Ärzte nur bei Rechtsbeugung haftbar?
Weiter heißt es in dem Artikel: „Ärzte, die eine das Leben beeinflussende Priorisierungsentscheidung zu treffen haben, müssten das Verfahren ad hoc an einem PC einleiten. Die Spruchkammer würde dann sofort digital zusammentreten, sich die Situation von dem anrufenden ärztlichen Dienst vorstellen lassen und, ggf. nach der Beantwortung von Rückfragen, über dessen Vorschläge und das Dilemma entscheiden.“ Um eine freie und unabhängige Entscheidung zu sichern, wäre es möglich, die Mitglieder der Spruchkammern dem Richterspruchprivileg zu unterwerfen, so dass sie nur bei Rechtsbeugung haftbar wären.
Nach der Idee Schwarzwälders sollen die Triage-Gerichte den Ärzten rechtlich die Entscheidung abnehmen und sie damit auch vor belastenden späteren Prozessen schützen. Selbstverständlich sei die Behandlungsbedürftigkeit von Patienten eine medizinische Entscheidung, so Schwarzwälder. „In den hier diskutierten Fällen geht es aber nicht nur um medizinische Expertise, sondern auch um ethische und rechtliche Fragen“. Ärzte seien für ethische Fragen nicht besser qualifiziert „und haben auch keine höhere Fachkompetenz als wir alle“. „Dennoch sollen sie entscheiden und sich später hierfür bei unsicherer Rechtsgrundlage, ggf. sogar strafrechtlich, rechtfertigen.“
Äußerst zurückhaltend bewertet Professor Uwe Janssens, Präsident der Deutschen Interdisziplinären Vereinigung für Intensiv- und Notfallmedizin, den Vorschlag des Juristen. Für ihn sei es eine abstruse Vorstellung, Medizin mit digitalen Gerichten zu machen. Zudem hätten auch Juristen an den klinisch-ethischen Empfehlungen für eine Triage mitgearbeitet, die nun von den acht Fachgesellschaften noch einmal aktualisiert wurden.

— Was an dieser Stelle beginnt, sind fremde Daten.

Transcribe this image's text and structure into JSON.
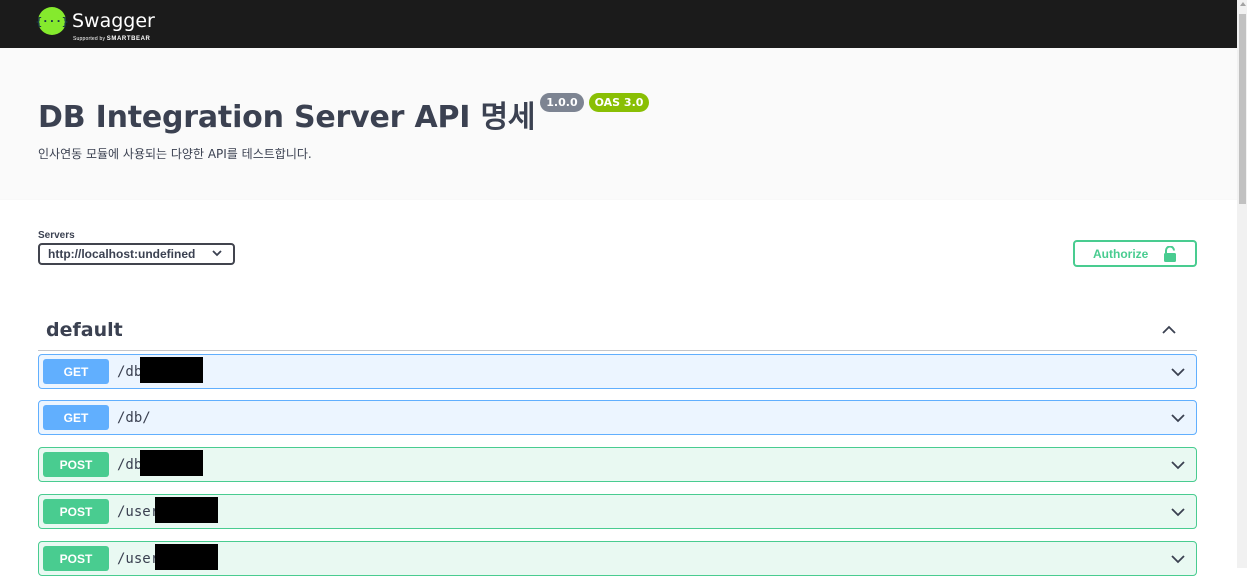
{
  "topbar": {
    "logo_glyph": "{···}",
    "brand": "Swagger",
    "supported_by": "Supported by",
    "sponsor": "SMARTBEAR"
  },
  "info": {
    "title": "DB Integration Server API 명세",
    "version": "1.0.0",
    "oas": "OAS 3.0",
    "description": "인사연동 모듈에 사용되는 다양한 API를 테스트합니다."
  },
  "servers": {
    "label": "Servers",
    "selected": "http://localhost:undefined"
  },
  "authorize": {
    "label": "Authorize",
    "icon": "unlock-icon"
  },
  "tag": {
    "name": "default",
    "toggle_icon": "chevron-up-icon"
  },
  "operations": [
    {
      "method": "GET",
      "path": "/db"
    },
    {
      "method": "GET",
      "path": "/db/"
    },
    {
      "method": "POST",
      "path": "/db"
    },
    {
      "method": "POST",
      "path": "/user/"
    },
    {
      "method": "POST",
      "path": "/user/"
    }
  ],
  "colors": {
    "get": "#61affe",
    "post": "#49cc90",
    "topbar": "#1b1b1b",
    "logo": "#85ea2d",
    "oas_badge": "#89bf04",
    "version_badge": "#7d8492"
  }
}
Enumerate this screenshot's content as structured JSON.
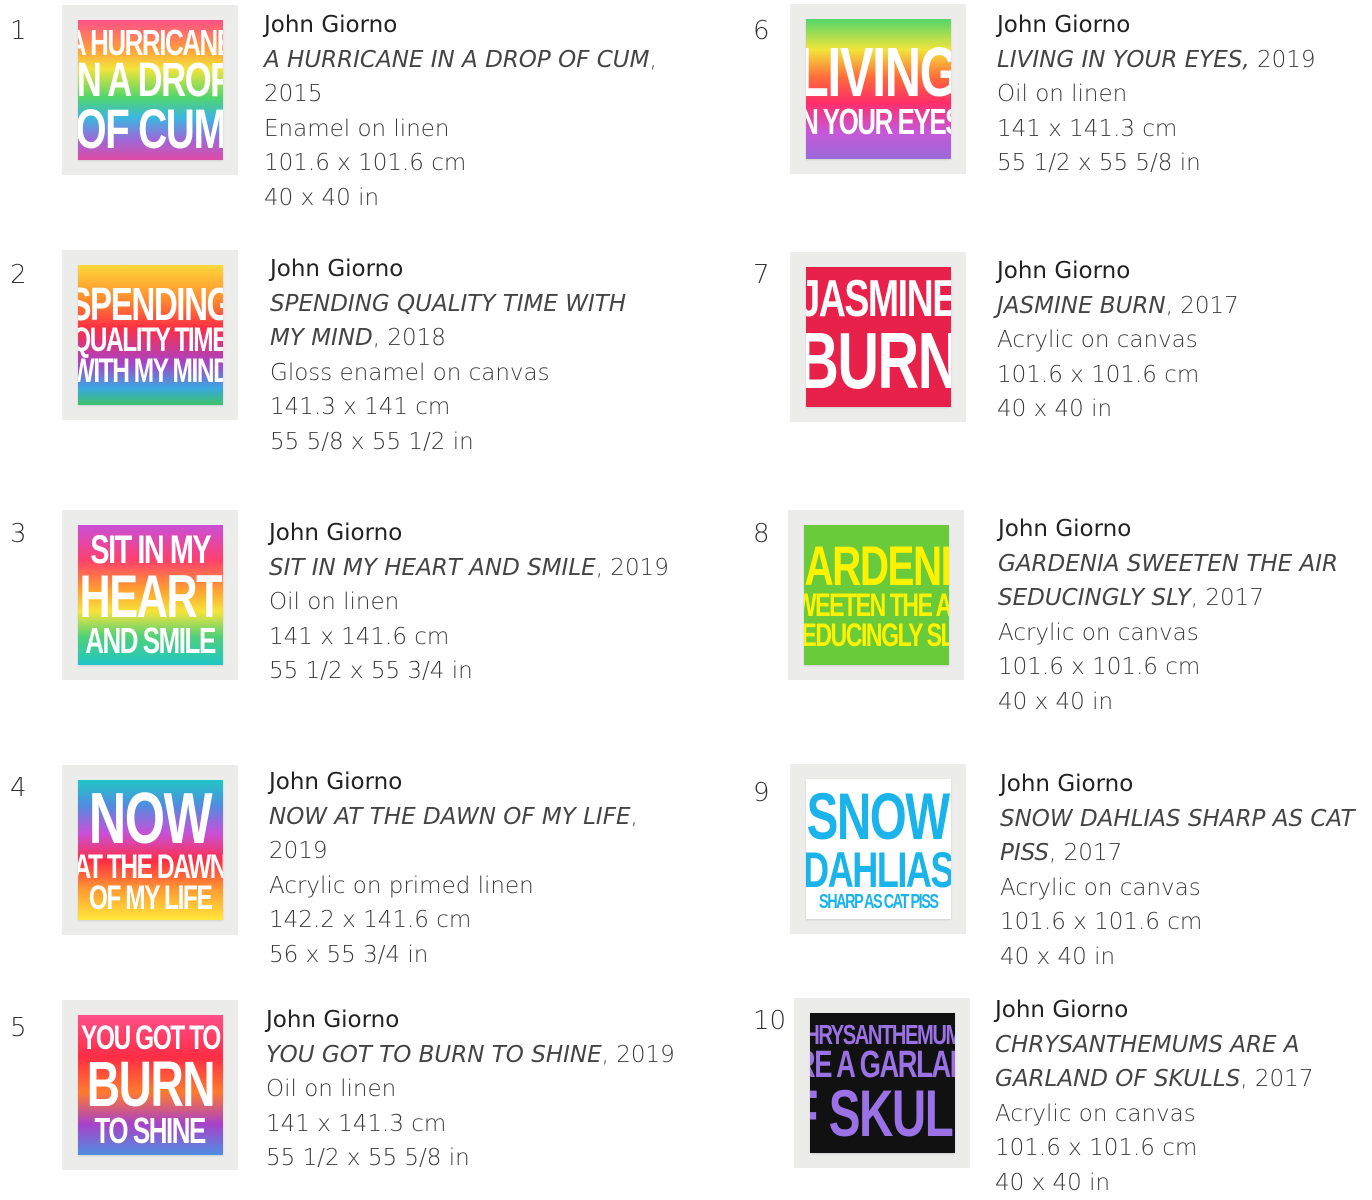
{
  "colors": {
    "rainbow1": "linear-gradient(180deg,#ff4f8a 0%,#ff9a3c 20%,#f2e43a 35%,#52d66a 55%,#3bb6e0 70%,#9a6ad8 85%,#e04aa6 100%)",
    "rainbow2": "linear-gradient(180deg,#ffd83a 0%,#ff8a2e 25%,#ff2d45 45%,#a742c8 70%,#3aa8e0 88%,#3bc26a 100%)",
    "rainbow3": "linear-gradient(180deg,#c850d8 0%,#ff3f6e 25%,#ff9a30 45%,#f6e43a 62%,#4fd07a 80%,#1fc6c6 100%)",
    "rainbow4": "linear-gradient(180deg,#52d66a 0%,#f2e43a 22%,#ff6a3a 42%,#ff2d6a 60%,#c856d8 80%,#9a6ad8 100%)",
    "rainbow5": "linear-gradient(180deg,#1fc6c6 0%,#4f8ee0 18%,#c850d8 38%,#ff2d45 58%,#ff9a30 78%,#ffe83a 100%)",
    "rainbow6": "linear-gradient(180deg,#ff4f8a 0%,#ff2d45 30%,#ff7a2e 55%,#a742c8 78%,#4f8ee0 100%)",
    "red": "#e8214a",
    "green": "#6acb3a",
    "white_art": "#ffffff",
    "black_art": "#111111",
    "yellow_text": "#fff200",
    "cyan_text": "#1ab4ea",
    "purple_text": "#9a72e6"
  },
  "items": [
    {
      "num": "1",
      "artist": "John Giorno",
      "lines": [
        {
          "title": "A HURRICANE IN A DROP OF CUM",
          "suffix": ","
        },
        {
          "text": "2015"
        }
      ],
      "medium": "Enamel on linen",
      "cm": "101.6 x 101.6 cm",
      "inch": "40 x 40 in",
      "art": [
        "A HURRICANE",
        "IN A DROP",
        "OF CUM"
      ]
    },
    {
      "num": "2",
      "artist": "John Giorno",
      "lines": [
        {
          "title": "SPENDING QUALITY TIME WITH"
        },
        {
          "title": "MY MIND",
          "suffix": ", 2018"
        }
      ],
      "medium": "Gloss enamel on canvas",
      "cm": "141.3 x 141 cm",
      "inch": "55 5/8 x 55 1/2 in",
      "art": [
        "SPENDING",
        "QUALITY TIME",
        "WITH MY MIND"
      ]
    },
    {
      "num": "3",
      "artist": "John Giorno",
      "lines": [
        {
          "title": "SIT IN MY HEART AND SMILE",
          "suffix": ", 2019"
        }
      ],
      "medium": "Oil on linen",
      "cm": "141 x 141.6 cm",
      "inch": "55 1/2 x 55 3/4 in",
      "art": [
        "SIT IN MY",
        "HEART",
        "AND SMILE"
      ]
    },
    {
      "num": "4",
      "artist": "John Giorno",
      "lines": [
        {
          "title": "NOW AT THE DAWN OF MY LIFE",
          "suffix": ","
        },
        {
          "text": "2019"
        }
      ],
      "medium": "Acrylic on primed linen",
      "cm": "142.2 x 141.6 cm",
      "inch": "56 x 55 3/4 in",
      "art": [
        "NOW",
        "AT THE DAWN",
        "OF MY LIFE"
      ]
    },
    {
      "num": "5",
      "artist": "John Giorno",
      "lines": [
        {
          "title": "YOU GOT TO BURN TO SHINE",
          "suffix": ", 2019"
        }
      ],
      "medium": "Oil on linen",
      "cm": "141 x 141.3 cm",
      "inch": "55 1/2 x 55 5/8 in",
      "art": [
        "YOU GOT TO",
        "BURN",
        "TO SHINE"
      ]
    },
    {
      "num": "6",
      "artist": "John Giorno",
      "lines": [
        {
          "title": "LIVING IN YOUR EYES,",
          "suffix": " 2019"
        }
      ],
      "medium": "Oil on linen",
      "cm": "141 x 141.3 cm",
      "inch": "55 1/2 x 55 5/8 in",
      "art": [
        "LIVING",
        "IN YOUR EYES"
      ]
    },
    {
      "num": "7",
      "artist": "John Giorno",
      "lines": [
        {
          "title": "JASMINE BURN",
          "suffix": ", 2017"
        }
      ],
      "medium": "Acrylic on canvas",
      "cm": "101.6 x 101.6 cm",
      "inch": "40 x 40 in",
      "art": [
        "JASMINE",
        "BURN"
      ]
    },
    {
      "num": "8",
      "artist": "John Giorno",
      "lines": [
        {
          "title": "GARDENIA SWEETEN THE AIR"
        },
        {
          "title": "SEDUCINGLY SLY",
          "suffix": ", 2017"
        }
      ],
      "medium": "Acrylic on canvas",
      "cm": "101.6 x 101.6 cm",
      "inch": "40 x 40 in",
      "art": [
        "GARDENIA",
        "SWEETEN THE AIR",
        "SEDUCINGLY SLY"
      ]
    },
    {
      "num": "9",
      "artist": "John Giorno",
      "lines": [
        {
          "title": "SNOW DAHLIAS SHARP AS CAT"
        },
        {
          "title": "PISS",
          "suffix": ", 2017"
        }
      ],
      "medium": "Acrylic on canvas",
      "cm": "101.6 x 101.6 cm",
      "inch": "40 x 40 in",
      "art": [
        "SNOW",
        "DAHLIAS",
        "SHARP AS CAT PISS"
      ]
    },
    {
      "num": "10",
      "artist": "John Giorno",
      "lines": [
        {
          "title": "CHRYSANTHEMUMS ARE A"
        },
        {
          "title": "GARLAND OF SKULLS",
          "suffix": ", 2017"
        }
      ],
      "medium": "Acrylic on canvas",
      "cm": "101.6 x 101.6 cm",
      "inch": "40 x 40 in",
      "art": [
        "CHRYSANTHEMUMS",
        "ARE A GARLAND",
        "OF SKULLS"
      ]
    }
  ]
}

Plädoyer für offene Diskussion
Eine offene Diskussion über das Vorgehen in Triage-Situationen sei notwendig, dafür könne das Ethikpapier der Fachgesellschaften als Arbeitsgrundlage genommen werden, meint Janssens. Mediziner würden bei einer Triage nicht aus dem Bauch heraus entscheiden und auch niemanden diskriminieren, wie jüngst unterstellt worden sei. Im Falle einer aktuell noch weit entfernt liegenden Triage-Situation stehe die Erfolgswahrscheinlichkeit der Intensivbehandlung im Mittelpunkt, „wie soll uns da ein Richter helfen?“, so Janssens.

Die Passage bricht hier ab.